A Pentecostal minister has been banned from working in financial services after using the credit union he founded to issue fraudulent loans worth £1.2m.
Reverend Carmel Jones MBE, director of the London-based Pentecostal Credit Union (TPCU), issued loans under its members’ names – in one case without their knowledge – and channelled the funds to an unnamed church organisation, the City regulator said.
His actions were in direct contravention of credit union rules which state only individual members can borrow, not organisations, and exposed members to an excessive risk of financial loss, the Financial Services Authority (FSA) said.
Tracey McDermott, FSA director of enforcement and financial crime, said: “This is a disgraceful case of a credit union putting the interests of another organisation before those of its members.”
The TPCU is based in Balham, with its 1,600 membership drawn from Pentecostal congregations. The credit union confirmed Rev Jones was no longer with the organisation.
Before coming under FSA regulation in 2002, TPCU was making regular loans to the church organisation at the centre of the investigation for property purchases and repairs. After a routine assessment in 2003, the FSA warned it to stop immediately as the loans may not be legally enforceable.

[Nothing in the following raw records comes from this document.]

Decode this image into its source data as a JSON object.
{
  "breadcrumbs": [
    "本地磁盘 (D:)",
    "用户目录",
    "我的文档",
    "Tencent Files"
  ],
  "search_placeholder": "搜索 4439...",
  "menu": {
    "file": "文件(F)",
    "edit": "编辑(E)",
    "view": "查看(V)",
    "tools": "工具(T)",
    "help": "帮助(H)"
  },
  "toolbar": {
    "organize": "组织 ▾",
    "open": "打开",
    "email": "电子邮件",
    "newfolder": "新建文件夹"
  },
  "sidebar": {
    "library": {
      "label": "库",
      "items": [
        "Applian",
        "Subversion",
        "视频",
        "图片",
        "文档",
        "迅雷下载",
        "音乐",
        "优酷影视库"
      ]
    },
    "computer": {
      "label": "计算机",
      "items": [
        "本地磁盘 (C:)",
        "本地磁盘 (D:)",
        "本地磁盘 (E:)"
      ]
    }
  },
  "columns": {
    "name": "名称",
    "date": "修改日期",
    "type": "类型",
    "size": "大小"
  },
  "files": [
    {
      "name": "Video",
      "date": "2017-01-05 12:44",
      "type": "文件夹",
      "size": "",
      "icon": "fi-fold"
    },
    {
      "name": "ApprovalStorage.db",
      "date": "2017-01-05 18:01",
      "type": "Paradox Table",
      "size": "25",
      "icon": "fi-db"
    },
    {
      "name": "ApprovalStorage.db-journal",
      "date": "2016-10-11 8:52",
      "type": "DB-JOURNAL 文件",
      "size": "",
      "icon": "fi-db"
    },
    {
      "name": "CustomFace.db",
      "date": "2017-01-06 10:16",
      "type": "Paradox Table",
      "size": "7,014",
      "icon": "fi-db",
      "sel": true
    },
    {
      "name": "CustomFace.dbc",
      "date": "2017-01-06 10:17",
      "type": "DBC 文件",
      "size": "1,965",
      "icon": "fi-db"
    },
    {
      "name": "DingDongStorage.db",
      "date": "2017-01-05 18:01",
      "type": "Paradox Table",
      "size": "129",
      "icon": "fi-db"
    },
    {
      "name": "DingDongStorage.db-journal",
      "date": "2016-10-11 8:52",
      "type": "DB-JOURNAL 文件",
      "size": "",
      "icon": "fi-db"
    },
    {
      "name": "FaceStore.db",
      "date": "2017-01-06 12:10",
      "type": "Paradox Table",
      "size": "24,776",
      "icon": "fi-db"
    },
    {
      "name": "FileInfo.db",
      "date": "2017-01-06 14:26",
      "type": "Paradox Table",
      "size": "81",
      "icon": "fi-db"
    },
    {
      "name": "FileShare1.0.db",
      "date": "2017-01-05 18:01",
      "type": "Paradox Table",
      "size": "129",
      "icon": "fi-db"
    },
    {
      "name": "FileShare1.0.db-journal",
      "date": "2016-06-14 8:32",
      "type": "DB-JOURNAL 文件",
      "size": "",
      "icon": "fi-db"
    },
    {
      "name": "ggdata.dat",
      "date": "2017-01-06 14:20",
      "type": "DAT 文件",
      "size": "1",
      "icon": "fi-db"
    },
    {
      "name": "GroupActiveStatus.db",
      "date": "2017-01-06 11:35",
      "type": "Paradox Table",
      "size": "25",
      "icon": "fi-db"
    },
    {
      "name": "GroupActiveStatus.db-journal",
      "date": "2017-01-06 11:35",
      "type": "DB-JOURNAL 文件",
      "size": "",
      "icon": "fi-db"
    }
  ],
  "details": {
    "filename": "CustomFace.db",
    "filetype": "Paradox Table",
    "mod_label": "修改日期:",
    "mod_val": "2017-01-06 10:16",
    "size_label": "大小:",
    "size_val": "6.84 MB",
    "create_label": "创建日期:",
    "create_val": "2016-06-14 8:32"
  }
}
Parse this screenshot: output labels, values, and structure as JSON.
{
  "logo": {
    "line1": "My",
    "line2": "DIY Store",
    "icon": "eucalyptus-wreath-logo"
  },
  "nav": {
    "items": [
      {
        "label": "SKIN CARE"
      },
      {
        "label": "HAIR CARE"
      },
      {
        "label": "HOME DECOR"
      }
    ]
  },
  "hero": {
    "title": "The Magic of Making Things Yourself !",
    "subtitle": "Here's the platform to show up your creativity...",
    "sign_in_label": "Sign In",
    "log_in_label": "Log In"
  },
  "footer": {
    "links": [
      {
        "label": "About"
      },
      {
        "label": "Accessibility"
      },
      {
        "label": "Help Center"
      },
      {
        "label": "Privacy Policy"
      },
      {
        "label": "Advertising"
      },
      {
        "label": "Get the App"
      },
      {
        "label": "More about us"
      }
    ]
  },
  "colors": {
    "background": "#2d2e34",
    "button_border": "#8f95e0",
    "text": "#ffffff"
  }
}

In 2006, Rev Jones wrote to the FSA proposing to reinstate the loan system with either insurance indemnity for its members or the establishment of a corporate entity of which they would be shareholders. The FSA warned the Reverend both suggestions were unlawful but between May 2007 and July 2011, TPCU made 20 loans to the unnamed church organisation.
No loan application had the member’s income verified, no members were issued with the full terms and conditions, and TPCU cannot prove that any loans were approved by its credit committee.